The brutality captured on video deeply affected Memphis, a majority-Black city that has long struggled with high rates of crime and oppression of its Black residents. Five officers were charged in federal and state court in connection with Mr. Nichols’s death, and the elite policing unit that they belonged to was disbanded. Ms. Davis, the interim chief, said changes had also been made to staffing and oversight.
But the Justice Department investigation found that Black residents are still far more likely to be accosted and cited by the police than those of other races.
In their own news conference on Thursday, Justice Department officials invoked the city’s prominent role in the civil rights movement as they condemned what the report described as a series of violent and unconstitutional actions, left unchecked by police leadership.
“The misconduct that we observed offends the dignity of Memphis residents,” Ms. Clarke said, adding that “the people of Memphis deserve fair, transparent, nondiscriminatory, constitutional policing, nothing less.”

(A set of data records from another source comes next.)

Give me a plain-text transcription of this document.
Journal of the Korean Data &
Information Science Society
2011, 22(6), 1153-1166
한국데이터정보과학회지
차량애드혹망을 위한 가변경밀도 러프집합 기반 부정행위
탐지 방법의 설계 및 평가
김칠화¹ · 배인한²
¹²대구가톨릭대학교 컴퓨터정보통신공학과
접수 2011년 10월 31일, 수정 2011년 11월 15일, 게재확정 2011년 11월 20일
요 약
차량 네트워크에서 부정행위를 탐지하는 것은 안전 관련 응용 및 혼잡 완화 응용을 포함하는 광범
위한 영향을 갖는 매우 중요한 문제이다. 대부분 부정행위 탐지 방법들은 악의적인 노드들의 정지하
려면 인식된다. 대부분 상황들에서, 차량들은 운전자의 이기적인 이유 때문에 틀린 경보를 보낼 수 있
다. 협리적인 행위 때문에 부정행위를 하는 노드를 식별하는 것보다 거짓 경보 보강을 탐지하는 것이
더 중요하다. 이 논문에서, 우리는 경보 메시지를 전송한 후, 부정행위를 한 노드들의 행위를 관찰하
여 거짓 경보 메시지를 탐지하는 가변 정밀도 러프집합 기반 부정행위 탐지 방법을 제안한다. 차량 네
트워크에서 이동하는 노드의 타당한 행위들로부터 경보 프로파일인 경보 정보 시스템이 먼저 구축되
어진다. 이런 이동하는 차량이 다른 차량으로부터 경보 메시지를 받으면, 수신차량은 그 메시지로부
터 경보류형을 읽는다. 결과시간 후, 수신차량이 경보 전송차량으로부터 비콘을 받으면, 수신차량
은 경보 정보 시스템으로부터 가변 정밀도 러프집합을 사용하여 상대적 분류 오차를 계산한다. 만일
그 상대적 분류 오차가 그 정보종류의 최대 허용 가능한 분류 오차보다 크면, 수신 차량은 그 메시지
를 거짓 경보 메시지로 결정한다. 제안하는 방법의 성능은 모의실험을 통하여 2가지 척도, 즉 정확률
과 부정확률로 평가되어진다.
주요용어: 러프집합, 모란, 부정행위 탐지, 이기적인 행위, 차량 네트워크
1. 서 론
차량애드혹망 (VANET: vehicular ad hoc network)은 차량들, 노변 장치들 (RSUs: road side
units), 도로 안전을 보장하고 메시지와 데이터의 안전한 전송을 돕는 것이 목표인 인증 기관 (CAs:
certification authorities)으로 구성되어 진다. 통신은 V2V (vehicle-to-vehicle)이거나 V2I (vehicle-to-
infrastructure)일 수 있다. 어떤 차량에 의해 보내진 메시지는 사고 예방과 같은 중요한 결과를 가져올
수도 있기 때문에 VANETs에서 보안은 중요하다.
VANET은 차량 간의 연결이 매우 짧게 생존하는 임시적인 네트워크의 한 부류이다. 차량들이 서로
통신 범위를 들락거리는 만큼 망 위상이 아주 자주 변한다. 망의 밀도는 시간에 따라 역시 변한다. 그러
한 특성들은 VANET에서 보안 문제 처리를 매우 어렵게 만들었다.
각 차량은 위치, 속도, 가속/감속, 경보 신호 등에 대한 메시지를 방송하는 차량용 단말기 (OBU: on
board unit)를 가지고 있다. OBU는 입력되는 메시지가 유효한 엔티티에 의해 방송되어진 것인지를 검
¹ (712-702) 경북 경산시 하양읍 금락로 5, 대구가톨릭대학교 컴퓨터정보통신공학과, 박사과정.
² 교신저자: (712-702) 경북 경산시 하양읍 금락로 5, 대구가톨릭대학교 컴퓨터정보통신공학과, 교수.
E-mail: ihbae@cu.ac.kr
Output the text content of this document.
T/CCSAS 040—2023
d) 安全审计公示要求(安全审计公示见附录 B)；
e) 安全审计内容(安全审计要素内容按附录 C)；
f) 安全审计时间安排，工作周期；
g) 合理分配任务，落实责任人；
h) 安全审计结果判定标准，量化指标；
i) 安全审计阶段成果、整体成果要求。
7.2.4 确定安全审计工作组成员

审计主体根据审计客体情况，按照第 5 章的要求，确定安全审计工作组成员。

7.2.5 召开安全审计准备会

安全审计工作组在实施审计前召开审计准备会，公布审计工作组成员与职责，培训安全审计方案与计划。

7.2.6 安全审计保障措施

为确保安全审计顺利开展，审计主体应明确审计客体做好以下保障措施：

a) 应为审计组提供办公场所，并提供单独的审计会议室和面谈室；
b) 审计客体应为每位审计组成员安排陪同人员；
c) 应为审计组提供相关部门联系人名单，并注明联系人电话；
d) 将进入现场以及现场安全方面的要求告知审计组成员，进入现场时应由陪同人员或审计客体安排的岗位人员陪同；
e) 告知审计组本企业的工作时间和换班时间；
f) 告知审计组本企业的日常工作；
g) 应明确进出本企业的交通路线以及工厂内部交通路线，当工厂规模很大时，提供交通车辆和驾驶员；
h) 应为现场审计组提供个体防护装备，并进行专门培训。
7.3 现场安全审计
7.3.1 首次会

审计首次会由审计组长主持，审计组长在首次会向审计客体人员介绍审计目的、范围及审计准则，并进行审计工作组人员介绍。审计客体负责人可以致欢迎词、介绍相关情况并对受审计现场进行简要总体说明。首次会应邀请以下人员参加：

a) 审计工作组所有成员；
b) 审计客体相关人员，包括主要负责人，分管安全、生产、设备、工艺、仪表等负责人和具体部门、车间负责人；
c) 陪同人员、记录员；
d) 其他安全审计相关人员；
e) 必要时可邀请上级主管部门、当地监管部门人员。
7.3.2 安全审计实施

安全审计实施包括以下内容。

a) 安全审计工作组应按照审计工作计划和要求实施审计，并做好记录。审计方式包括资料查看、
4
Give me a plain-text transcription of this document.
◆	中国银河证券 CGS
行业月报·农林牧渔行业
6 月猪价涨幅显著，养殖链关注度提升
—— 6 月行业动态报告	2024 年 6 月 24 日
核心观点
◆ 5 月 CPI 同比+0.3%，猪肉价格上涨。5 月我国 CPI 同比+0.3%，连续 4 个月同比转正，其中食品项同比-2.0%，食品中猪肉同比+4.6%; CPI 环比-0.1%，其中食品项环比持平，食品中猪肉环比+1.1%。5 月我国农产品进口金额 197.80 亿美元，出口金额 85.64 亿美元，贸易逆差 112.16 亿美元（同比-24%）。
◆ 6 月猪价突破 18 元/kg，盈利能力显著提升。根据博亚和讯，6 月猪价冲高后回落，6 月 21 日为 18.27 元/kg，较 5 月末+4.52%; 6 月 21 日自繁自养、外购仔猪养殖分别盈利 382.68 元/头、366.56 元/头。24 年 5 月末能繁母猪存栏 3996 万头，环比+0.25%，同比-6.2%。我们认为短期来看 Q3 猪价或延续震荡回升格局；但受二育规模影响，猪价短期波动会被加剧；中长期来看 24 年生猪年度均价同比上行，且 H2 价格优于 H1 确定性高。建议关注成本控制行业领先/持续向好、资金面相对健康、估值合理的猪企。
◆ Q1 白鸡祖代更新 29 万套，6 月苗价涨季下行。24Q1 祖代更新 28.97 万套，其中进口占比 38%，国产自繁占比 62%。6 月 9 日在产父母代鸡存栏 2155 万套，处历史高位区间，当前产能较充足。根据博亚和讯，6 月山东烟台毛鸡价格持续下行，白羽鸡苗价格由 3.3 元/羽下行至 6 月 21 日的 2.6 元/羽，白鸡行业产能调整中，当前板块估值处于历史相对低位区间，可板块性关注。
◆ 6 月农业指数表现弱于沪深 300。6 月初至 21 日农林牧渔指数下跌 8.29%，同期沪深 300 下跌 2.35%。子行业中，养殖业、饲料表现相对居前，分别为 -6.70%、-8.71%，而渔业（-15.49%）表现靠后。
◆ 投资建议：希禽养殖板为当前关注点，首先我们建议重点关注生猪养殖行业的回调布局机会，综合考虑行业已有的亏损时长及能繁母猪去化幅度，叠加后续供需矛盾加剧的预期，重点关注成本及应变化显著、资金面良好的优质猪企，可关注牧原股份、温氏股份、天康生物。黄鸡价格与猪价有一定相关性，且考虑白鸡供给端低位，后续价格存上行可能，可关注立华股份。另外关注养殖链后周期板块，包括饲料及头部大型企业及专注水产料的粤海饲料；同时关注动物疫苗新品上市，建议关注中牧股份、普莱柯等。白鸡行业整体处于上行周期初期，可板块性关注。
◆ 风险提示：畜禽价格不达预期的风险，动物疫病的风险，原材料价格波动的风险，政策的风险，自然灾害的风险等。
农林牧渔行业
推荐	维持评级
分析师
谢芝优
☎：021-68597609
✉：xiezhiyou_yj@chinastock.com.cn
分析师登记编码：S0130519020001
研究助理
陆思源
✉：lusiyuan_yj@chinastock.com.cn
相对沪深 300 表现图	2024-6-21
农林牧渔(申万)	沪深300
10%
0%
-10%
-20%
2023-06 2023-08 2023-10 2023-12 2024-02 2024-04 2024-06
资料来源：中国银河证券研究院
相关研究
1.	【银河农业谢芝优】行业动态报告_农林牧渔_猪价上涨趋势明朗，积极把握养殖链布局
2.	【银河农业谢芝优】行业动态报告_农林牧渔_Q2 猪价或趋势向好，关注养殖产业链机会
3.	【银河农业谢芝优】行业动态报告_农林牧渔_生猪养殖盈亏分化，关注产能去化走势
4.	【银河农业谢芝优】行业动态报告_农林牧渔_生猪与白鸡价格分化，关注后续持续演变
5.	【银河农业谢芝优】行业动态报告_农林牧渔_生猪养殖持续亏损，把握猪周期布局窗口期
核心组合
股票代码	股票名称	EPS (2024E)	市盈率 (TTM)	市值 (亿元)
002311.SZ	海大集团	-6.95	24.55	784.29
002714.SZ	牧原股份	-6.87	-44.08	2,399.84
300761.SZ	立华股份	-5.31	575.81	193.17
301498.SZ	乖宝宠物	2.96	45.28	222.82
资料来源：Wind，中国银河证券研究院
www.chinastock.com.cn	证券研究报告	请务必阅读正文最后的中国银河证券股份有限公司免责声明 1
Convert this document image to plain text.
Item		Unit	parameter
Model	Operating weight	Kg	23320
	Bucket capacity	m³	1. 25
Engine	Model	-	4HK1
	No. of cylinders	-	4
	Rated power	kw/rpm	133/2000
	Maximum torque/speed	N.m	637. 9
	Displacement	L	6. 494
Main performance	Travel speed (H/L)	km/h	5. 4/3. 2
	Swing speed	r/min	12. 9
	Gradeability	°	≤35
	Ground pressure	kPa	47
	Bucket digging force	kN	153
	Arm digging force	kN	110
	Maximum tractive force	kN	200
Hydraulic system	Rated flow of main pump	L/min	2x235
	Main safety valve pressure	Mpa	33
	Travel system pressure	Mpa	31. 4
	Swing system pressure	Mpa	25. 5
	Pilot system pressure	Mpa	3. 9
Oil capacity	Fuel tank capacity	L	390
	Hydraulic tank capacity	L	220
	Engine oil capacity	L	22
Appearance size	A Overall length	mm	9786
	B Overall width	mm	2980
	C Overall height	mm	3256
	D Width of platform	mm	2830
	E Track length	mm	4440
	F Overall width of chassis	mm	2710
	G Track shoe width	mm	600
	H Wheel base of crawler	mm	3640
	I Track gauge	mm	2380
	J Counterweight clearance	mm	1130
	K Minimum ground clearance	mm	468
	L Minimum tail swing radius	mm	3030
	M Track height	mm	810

She rejected Mr. Young’s assertion that a consent decree would be costly and ineffective, pointing to cities like Baltimore, Seattle and Albuquerque, where such agreements have led to improvements. And she warned that without a consent decree, the city would face costs, including legal fees, as a result of continued police misconduct. (Mr. Nichols’s family has sued the city and police department in connection with his death.)
“The pattern or practice of constitutional violations our investigation identified costs the city, too, and will not be stopped by hopeful words or preliminary changes,” Ms. Clarke said. “Achieving meaningful constitutional policing reform costs time and resources, but not implementing systemic reforms also imposes enormous costs.”
Mr. Young, who was elected to office after the investigation began last July, said he would hold a series of town halls to discuss the Justice Department’s findings and possible changes beyond those the city has already made since Mr. Nichols’s death.
Ms. Davis, who was the police chief at the time of the beating, said that “at this point, we are moving forward with working with our officers internally, working with the community, as the mayor said, to have open conversations about what this report means.”